CMM- If the band could collaborate on an album with another band or musician who would it be and what direction do you think the music would go in?
Doug-I mean the dream would probably be collaborating with Steve Reich or John Adams, maybe Steve Holms or Joe Reinhart… actually the last handful of songs were also deeply influenced by Louis Cole and Nate Smith so I would love to hear what they could do with the rhythm sections of the songs. Realistically speaking, the Pensacola music scene is absolutely incredible and there’s no shortage of bands I would kill to collaborate with. YNICORNS shares members with Faux/Fox, we’ve got great friend-bands like Palmmeadow, GLSNR, and Surrounder… there’s just a ton of amazing creative energy between establishment and fresh faces in this town and we couldn’t be luckier to be surrounded by so much talent, I’d love to work with all of them. As for where it would go? I’d like to think things would just get weirder. Put together a bigger collage of genres into songs that make people feel something new, give them a new perspective on something they’re trying to work through.

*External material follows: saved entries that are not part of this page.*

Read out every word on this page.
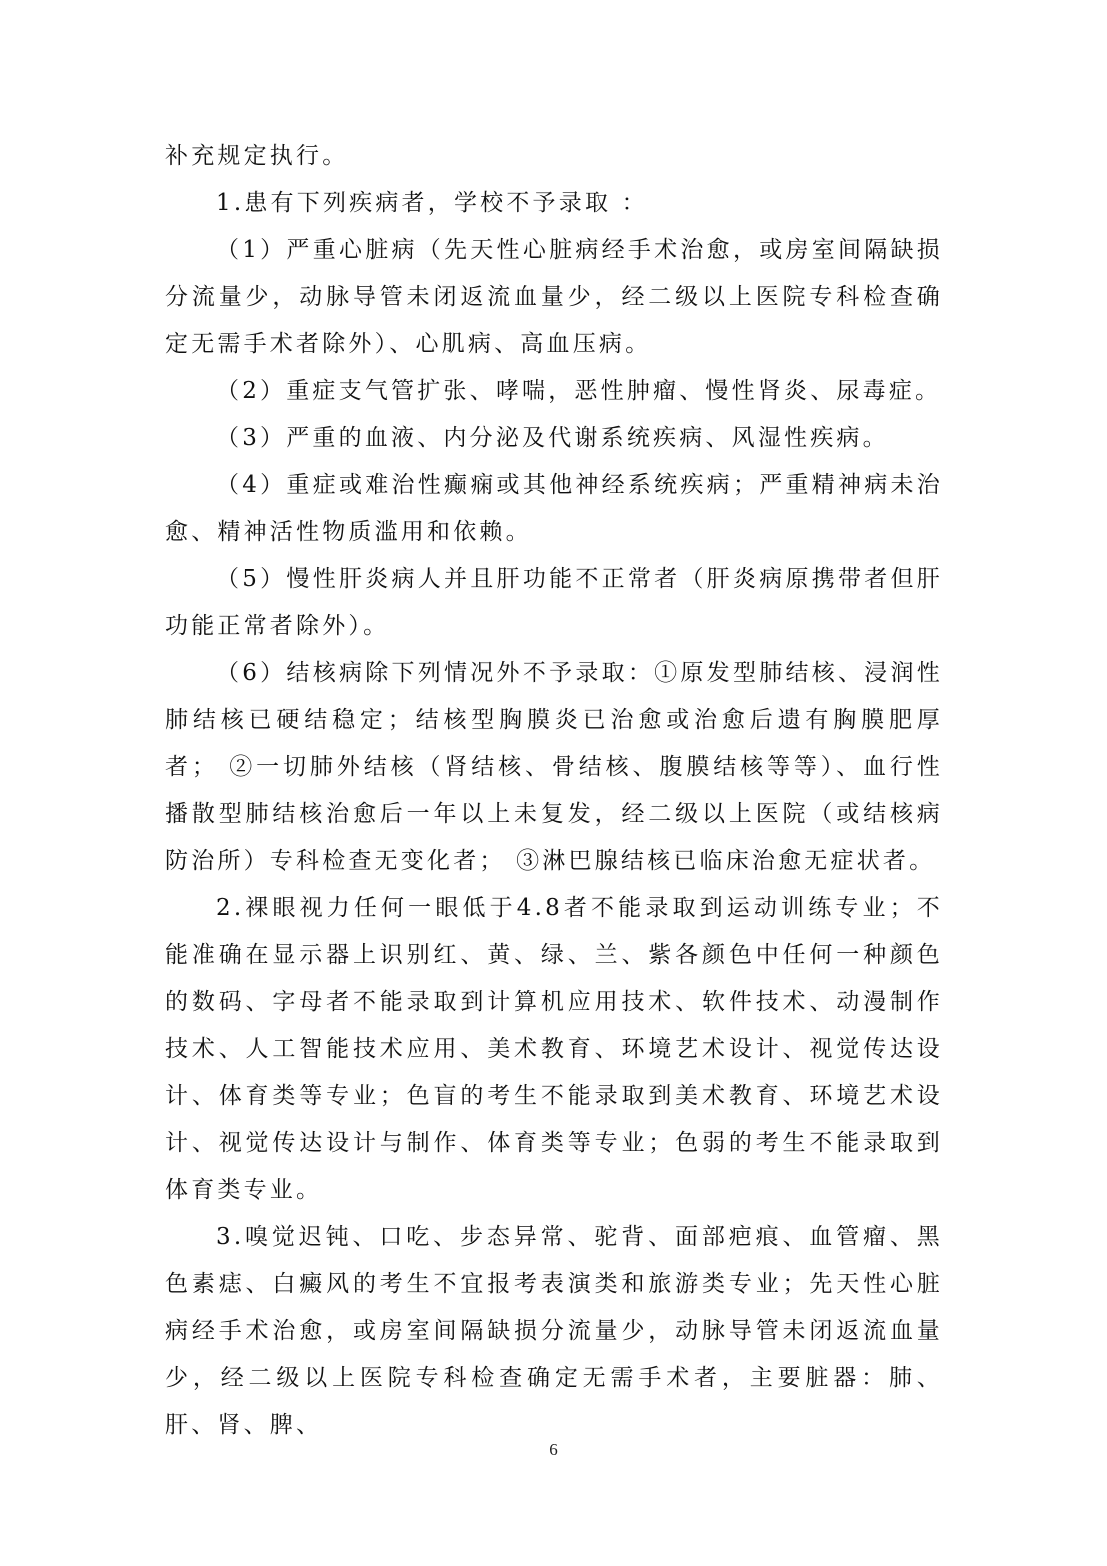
补充规定执行。

1.患有下列疾病者，学校不予录取 ：

（1）严重心脏病（先天性心脏病经手术治愈，或房室间隔缺损分流量少，动脉导管未闭返流血量少，经二级以上医院专科检查确定无需手术者除外）、心肌病、高血压病。

（2）重症支气管扩张、哮喘，恶性肿瘤、慢性肾炎、尿毒症。

（3）严重的血液、内分泌及代谢系统疾病、风湿性疾病。

（4）重症或难治性癫痫或其他神经系统疾病；严重精神病未治愈、精神活性物质滥用和依赖。

（5）慢性肝炎病人并且肝功能不正常者（肝炎病原携带者但肝功能正常者除外）。

（6）结核病除下列情况外不予录取：①原发型肺结核、浸润性肺结核已硬结稳定；结核型胸膜炎已治愈或治愈后遗有胸膜肥厚者； ②一切肺外结核（肾结核、骨结核、腹膜结核等等）、血行性播散型肺结核治愈后一年以上未复发，经二级以上医院（或结核病防治所）专科检查无变化者； ③淋巴腺结核已临床治愈无症状者。

2.裸眼视力任何一眼低于4.8者不能录取到运动训练专业；不能准确在显示器上识别红、黄、绿、兰、紫各颜色中任何一种颜色的数码、字母者不能录取到计算机应用技术、软件技术、动漫制作技术、人工智能技术应用、美术教育、环境艺术设计、视觉传达设计、体育类等专业；色盲的考生不能录取到美术教育、环境艺术设计、视觉传达设计与制作、体育类等专业；色弱的考生不能录取到体育类专业。

3.嗅觉迟钝、口吃、步态异常、驼背、面部疤痕、血管瘤、黑色素痣、白癜风的考生不宜报考表演类和旅游类专业；先天性心脏病经手术治愈，或房室间隔缺损分流量少，动脉导管未闭返流血量少，经二级以上医院专科检查确定无需手术者，主要脏器：肺、肝、肾、脾、

6
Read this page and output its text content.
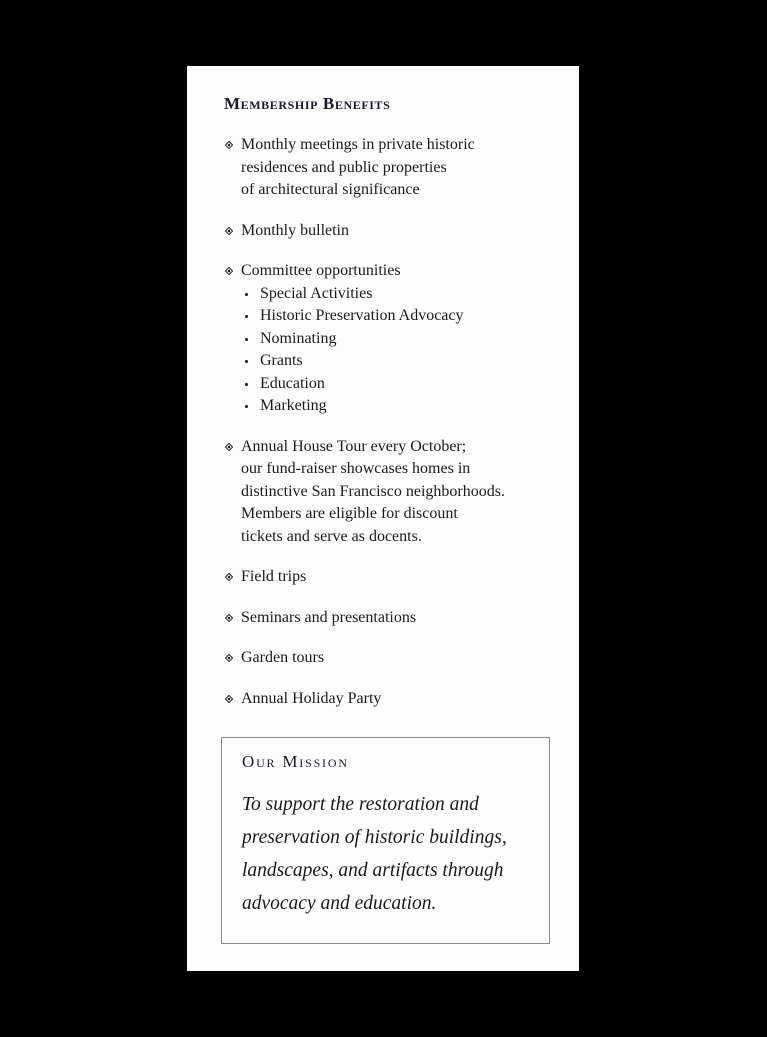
Membership Benefits
Monthly meetings in private historic
residences and public properties
of architectural significance
Monthly bulletin
Committee opportunities
Special Activities
Historic Preservation Advocacy
Nominating
Grants
Education
Marketing
Annual House Tour every October;
our fund-raiser showcases homes in
distinctive San Francisco neighborhoods.
Members are eligible for discount
tickets and serve as docents.
Field trips
Seminars and presentations
Garden tours
Annual Holiday Party
Our Mission

To support the restoration and
preservation of historic buildings,
landscapes, and artifacts through
advocacy and education.
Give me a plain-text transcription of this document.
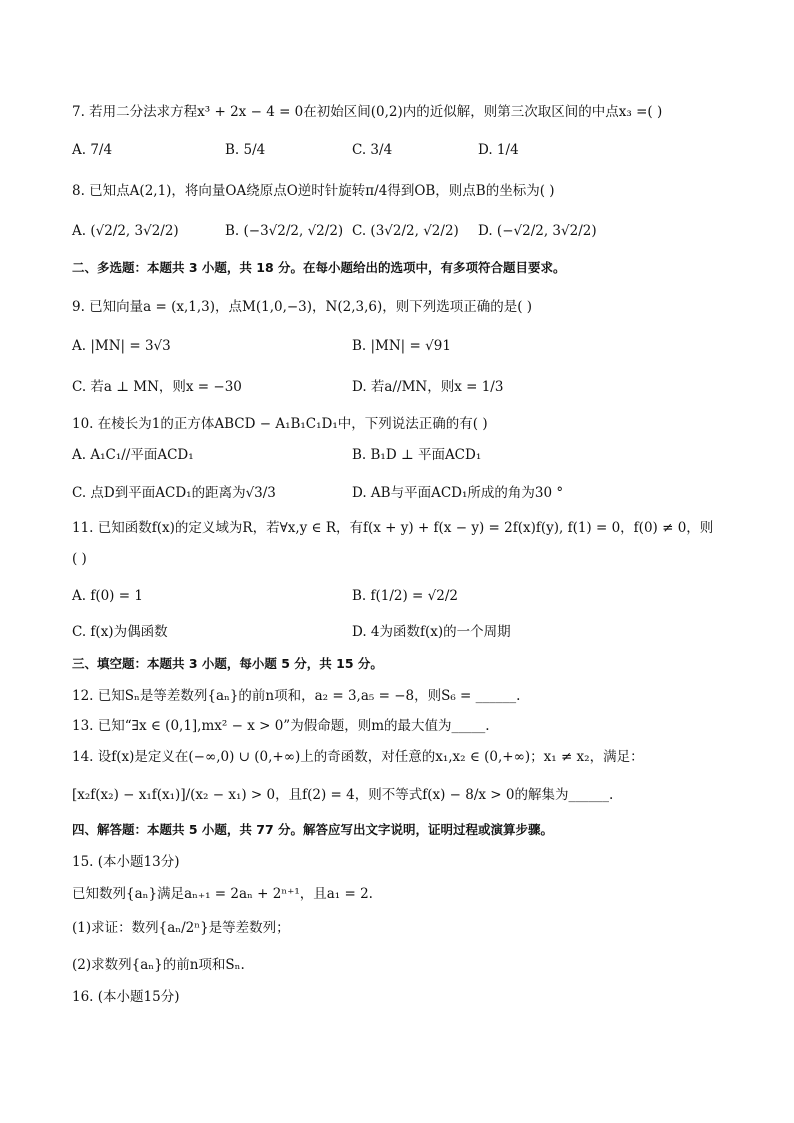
7. 若用二分法求方程x³ + 2x − 4 = 0在初始区间(0,2)内的近似解，则第三次取区间的中点x₃ =( )
A. 7/4	B. 5/4	C. 3/4	D. 1/4
8. 已知点A(2,1)，将向量OA绕原点O逆时针旋转π/4得到OB，则点B的坐标为( )
A. (√2/2, 3√2/2)	B. (−3√2/2, √2/2) C. (3√2/2, √2/2) D. (−√2/2, 3√2/2)
二、多选题：本题共 3 小题，共 18 分。在每小题给出的选项中，有多项符合题目要求。
9. 已知向量a = (x,1,3)，点M(1,0,−3)，N(2,3,6)，则下列选项正确的是( )
A. |MN| = 3√3	B. |MN| = √91
C. 若a ⊥ MN，则x = −30	D. 若a//MN，则x = 1/3
10. 在棱长为1的正方体ABCD − A₁B₁C₁D₁中，下列说法正确的有( )
A. A₁C₁//平面ACD₁	B. B₁D ⊥ 平面ACD₁
C. 点D到平面ACD₁的距离为√3/3	D. AB与平面ACD₁所成的角为30 °
11. 已知函数f(x)的定义域为R，若∀x,y ∈ R，有f(x + y) + f(x − y) = 2f(x)f(y), f(1) = 0，f(0) ≠ 0，则
( )
A. f(0) = 1	B. f(1/2) = √2/2
C. f(x)为偶函数	D. 4为函数f(x)的一个周期
三、填空题：本题共 3 小题，每小题 5 分，共 15 分。
12. 已知Sₙ是等差数列{aₙ}的前n项和，a₂ = 3,a₅ = −8，则S₆ = ______.
13. 已知“∃x ∈ (0,1],mx² − x > 0”为假命题，则m的最大值为_____.
14. 设f(x)是定义在(−∞,0) ∪ (0,+∞)上的奇函数，对任意的x₁,x₂ ∈ (0,+∞)；x₁ ≠ x₂，满足：
[x₂f(x₂) − x₁f(x₁)]/(x₂ − x₁) > 0，且f(2) = 4，则不等式f(x) − 8/x > 0的解集为______.
四、解答题：本题共 5 小题，共 77 分。解答应写出文字说明，证明过程或演算步骤。
15. (本小题13分)
已知数列{aₙ}满足aₙ₊₁ = 2aₙ + 2ⁿ⁺¹，且a₁ = 2.
(1)求证：数列{aₙ/2ⁿ}是等差数列；
(2)求数列{aₙ}的前n项和Sₙ.
16. (本小题15分)
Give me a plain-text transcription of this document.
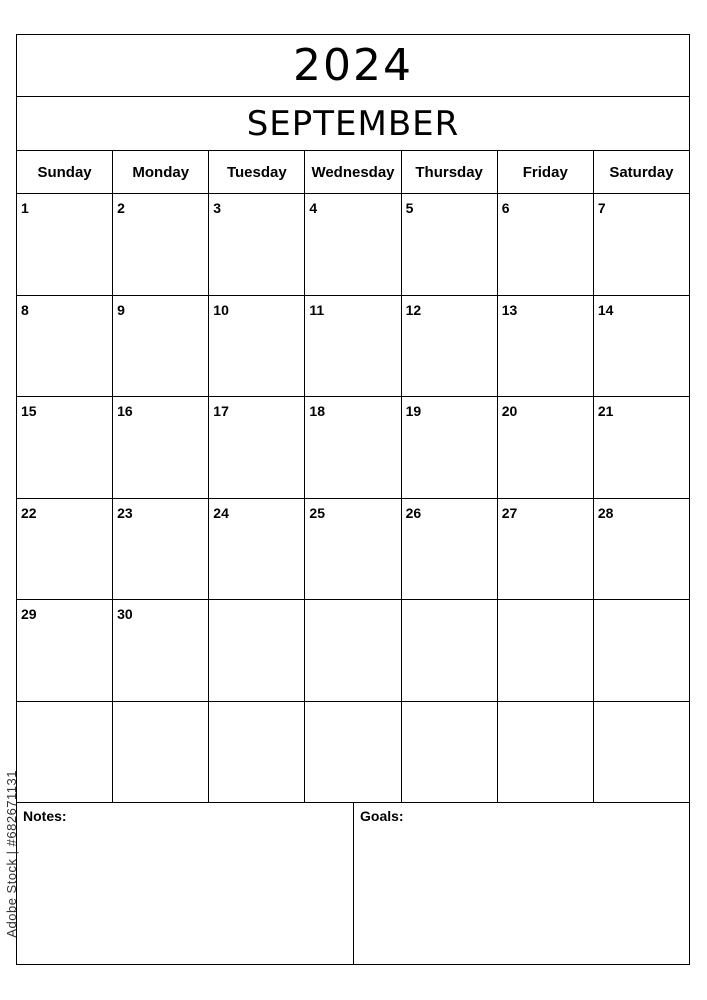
2024
SEPTEMBER
Sunday	Monday	Tuesday	Wednesday	Thursday	Friday	Saturday
1	2	3	4	5	6	7
8	9	10	11	12	13	14
15	16	17	18	19	20	21
22	23	24	25	26	27	28
29	30
Notes:	Goals:
Adobe Stock | #682671131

CMM-What do you all have coming up next? Any new recordings/shows etc etc???
Doug-Expanding the writing method to include the full band. Each member has such a diverse set of influences I think we can channel it into an amazing evolution of what this record is so that we can all have more ownership over the songs we play. We’re currently looking at some dates later this summer and fall for shows but I think focusing on finding a rhythm and method for composing as a group is our next step.